Your treatment plan will be fit to you and might also focus on other eating problems you have, such as binge-eating. Binge-eating disorder is a separate problem, but it often shows up at the same time as other eating disorders like anorexia and bulimia.

Treatment by a medical care team improves the chances of recovery. Your care team will work to treat your physical, nutritional, and emotional health. You will be part of your care team. Your family might be part of it too. Other members might include your doctor, a therapist, a dietician, and a care manager.

Your doctor will keep track of your overall health. They will treat your medical problems and prescribe needed medicine. No medicine can cure anorexia, but health problems caused by anorexia might be treated with medicine. Emotional issues related to anorexia may also be eased with medicine.

Your therapist or psychologist [sahy-KOL-uh-jist] will counsel you on your emotional issues. They can also talk with you about life events, current stress, and past trauma. All of these factors can affect your eating and feelings about food. They can also treat related problems, such as depression or obsessive compulsive disorder.

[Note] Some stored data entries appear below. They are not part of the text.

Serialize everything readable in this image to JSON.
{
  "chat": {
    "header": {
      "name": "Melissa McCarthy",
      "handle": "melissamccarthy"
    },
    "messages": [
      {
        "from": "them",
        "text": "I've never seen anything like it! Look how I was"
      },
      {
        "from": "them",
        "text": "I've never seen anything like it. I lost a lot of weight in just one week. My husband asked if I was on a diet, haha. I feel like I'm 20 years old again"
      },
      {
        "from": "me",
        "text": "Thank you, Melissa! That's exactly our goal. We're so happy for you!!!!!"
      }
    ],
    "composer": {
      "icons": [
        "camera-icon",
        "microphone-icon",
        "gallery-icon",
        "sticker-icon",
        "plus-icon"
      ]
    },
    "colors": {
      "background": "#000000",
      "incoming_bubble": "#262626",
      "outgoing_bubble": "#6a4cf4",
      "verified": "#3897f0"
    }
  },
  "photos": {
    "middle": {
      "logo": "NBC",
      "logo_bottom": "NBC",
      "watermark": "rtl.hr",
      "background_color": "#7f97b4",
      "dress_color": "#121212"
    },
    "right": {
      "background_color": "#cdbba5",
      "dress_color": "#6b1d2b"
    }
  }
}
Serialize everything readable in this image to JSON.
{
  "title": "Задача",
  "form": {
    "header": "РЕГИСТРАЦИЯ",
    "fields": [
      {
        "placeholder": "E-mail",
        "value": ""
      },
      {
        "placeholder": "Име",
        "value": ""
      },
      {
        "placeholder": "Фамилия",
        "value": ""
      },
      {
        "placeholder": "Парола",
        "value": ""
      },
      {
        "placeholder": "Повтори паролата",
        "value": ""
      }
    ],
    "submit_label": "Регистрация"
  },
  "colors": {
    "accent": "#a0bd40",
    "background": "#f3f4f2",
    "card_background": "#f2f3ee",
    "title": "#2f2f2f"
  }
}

Supportive family members can also provide support and join you at appointments when needed.

You will play the most important role in treatment. The more you participate in your treatment, the better your outcome will be. You will need to learn about your problem and the benefits of overcoming it. You will also need to work with your care team to follow your treatment plan. Treatment can be hard. After you return to a healthy weight, you may need long-term help to stay there.

Prevention

Measures to prevent anorexia are not certain. Your doctor may be able to spot early signs of the eating disorder by asking about your eating and your body image. Starting treatment early can prevent many of the health problems that it can cause.

Anorexia is an eating disorder. It involves starving yourself and having very low weight. You may limit calories by following drastic diets, fasting, or exercising too much. It can lead to serious health problems such as heart or kidney failure. Anorexia can affect anyone. With the right treatment, it can be overcome.